Dove sbagliano le ipotesi di sfitto e di spese
I due modi più comuni di sbagliare nell'analisi di una locazione sono sottovalutare lo sfitto e sottostimare la riserva per la grande manutenzione. Uno sfitto del 5 per cento è ragionevole per una locazione stabile in un mercato forte; gli immobili in mercati in calo o ad alta rotazione di inquilini arrivano con facilità al 10 o 15 per cento.
La grande manutenzione, come sostituire la caldaia ogni 15 anni, lo scaldabagno ogni 10 o pitture e pavimenti ogni 7 a 10 anni, costa in media tra 150 € e 350 € al mese per un immobile tipo, ma di solito si spende in blocco ogni pochi anni. Chi inizia e trascura questa riserva vede sparire il flusso di cassa alla prima riparazione importante. Il campo delle spese annue deve includere una riserva ragionevole; se finora non accantonavi nulla, alzala a una cifra realistica prima di fare i conti.

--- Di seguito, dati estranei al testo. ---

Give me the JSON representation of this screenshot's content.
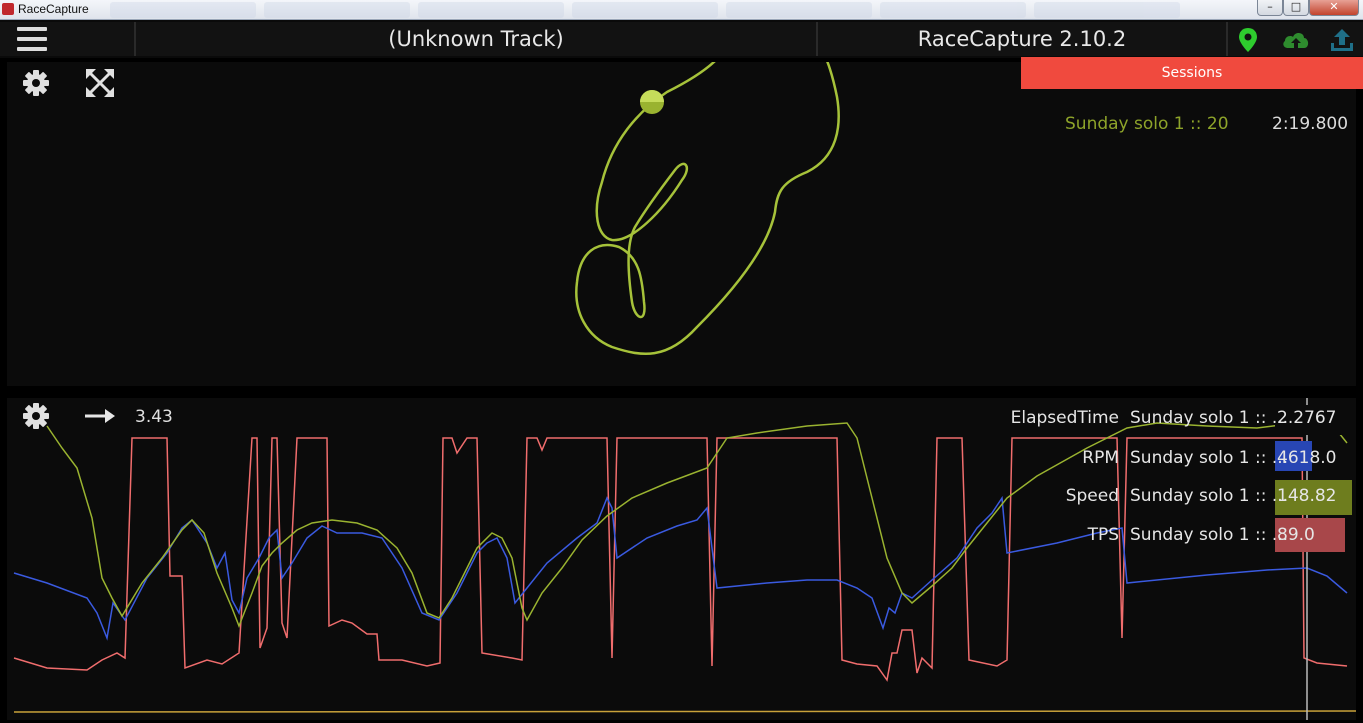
{
  "window": {
    "title": "RaceCapture",
    "controls": {
      "minimize": "–",
      "maximize": "□",
      "close": "✕"
    }
  },
  "header": {
    "menu_icon": "hamburger-menu-icon",
    "track_name": "(Unknown Track)",
    "app_version": "RaceCapture 2.10.2",
    "status_icons": [
      {
        "name": "gps-location-icon",
        "color": "#2ecc2e"
      },
      {
        "name": "cloud-upload-icon",
        "color": "#2e8b2e"
      },
      {
        "name": "upload-icon",
        "color": "#1f6f88"
      }
    ]
  },
  "track_view": {
    "sessions_button": "Sessions",
    "lap": {
      "name": "Sunday solo 1 :: 20",
      "time": "2:19.800",
      "color": "#8ea42a"
    },
    "track_color": "#a6c23a"
  },
  "chart_view": {
    "zoom_icon": "arrow-right-icon",
    "zoom_value": "3.43",
    "legend": [
      {
        "channel": "ElapsedTime",
        "session": "Sunday solo 1 :: ...",
        "value": "2.2767",
        "color": "#0b0b0b"
      },
      {
        "channel": "RPM",
        "session": "Sunday solo 1 :: ...",
        "value": "4618.0",
        "color": "#2846b4"
      },
      {
        "channel": "Speed",
        "session": "Sunday solo 1 :: ...",
        "value": "148.82",
        "color": "#6e7d1e"
      },
      {
        "channel": "TPS",
        "session": "Sunday solo 1 :: ...",
        "value": "89.0",
        "color": "#a8474a"
      }
    ],
    "series_colors": {
      "rpm": "#3a5ae0",
      "speed": "#9ab330",
      "tps": "#f06d6d",
      "elapsed": "#c9a23a"
    }
  }
}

Come la leva agisce sul rendimento
La leva di un mutuo amplifica sia i guadagni sia le perdite. Un immobile comprato in contanti con un rendimento netto del 7 per cento produce un cash on cash del 7 per cento a prescindere dalla rivalutazione. Lo stesso immobile comprato con il 25 per cento di anticipo e un mutuo al 4 per cento produce un cash on cash maggiore, perché il rendimento netto supera il tasso, ma con una sensibilità molto più alta a un calo del canone; un calo del 10 per cento del canone di un immobile a leva può azzerare del tutto il flusso di cassa mentre il proprietario senza debito incassa ancora importi apprezzabili.

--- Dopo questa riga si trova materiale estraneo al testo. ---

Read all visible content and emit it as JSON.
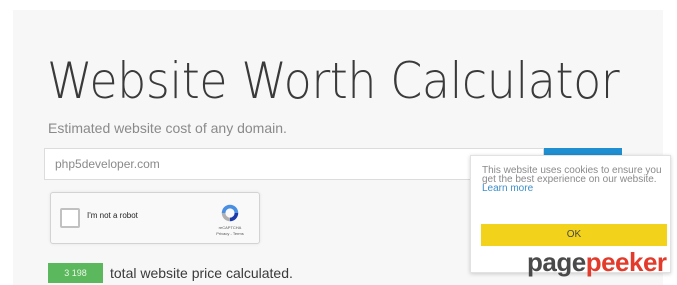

Il calcolatore mostra insieme il rendimento netto senza finanziamento e il cash on cash con finanziamento, così vedi l'effetto della leva in modo diretto. Poiché i tassi sono saliti dal 2022, il vantaggio della leva si è ridotto in modo netto; nel mercato attuale chi compra in contanti ottiene spesso un cash on cash simile a chi versa il 25 per cento di anticipo, con molto meno rischio.
Cosa non include questo calcolatore
Il vantaggio fiscale dell'ammortamento, che in Italia dipende dal regime applicabile e può alzare in modo apprezzabile il cash on cash dopo le imposte. L'ammortamento del capitale del mutuo, che crea patrimonio ma non compare nel flusso di cassa. La rivalutazione dell'immobile, che in molti mercati è il maggiore motore del rendimento a lungo termine. I costi di acquisto, che in Italia, tra imposta di registro o IVA, notaio e oneri, vanno spesso dal 9 al 12 per cento del prezzo. Gli scenari di rifinanziamento. I rinvii d'imposta in una vendita successiva. La normativa sulle locazioni come i limiti ai canoni, le restrizioni allo sfratto o le tasse di registrazione. Per un'analisi completa, costruisci un modello di flusso di cassa che includa ammortamento e rivalutazione; questo calcolatore serve a uno screening rapido per capire se un'operazione regge sul flusso di cassa di base. Tutti i risultati di WhatIP sono stime e non consulenza finanziaria.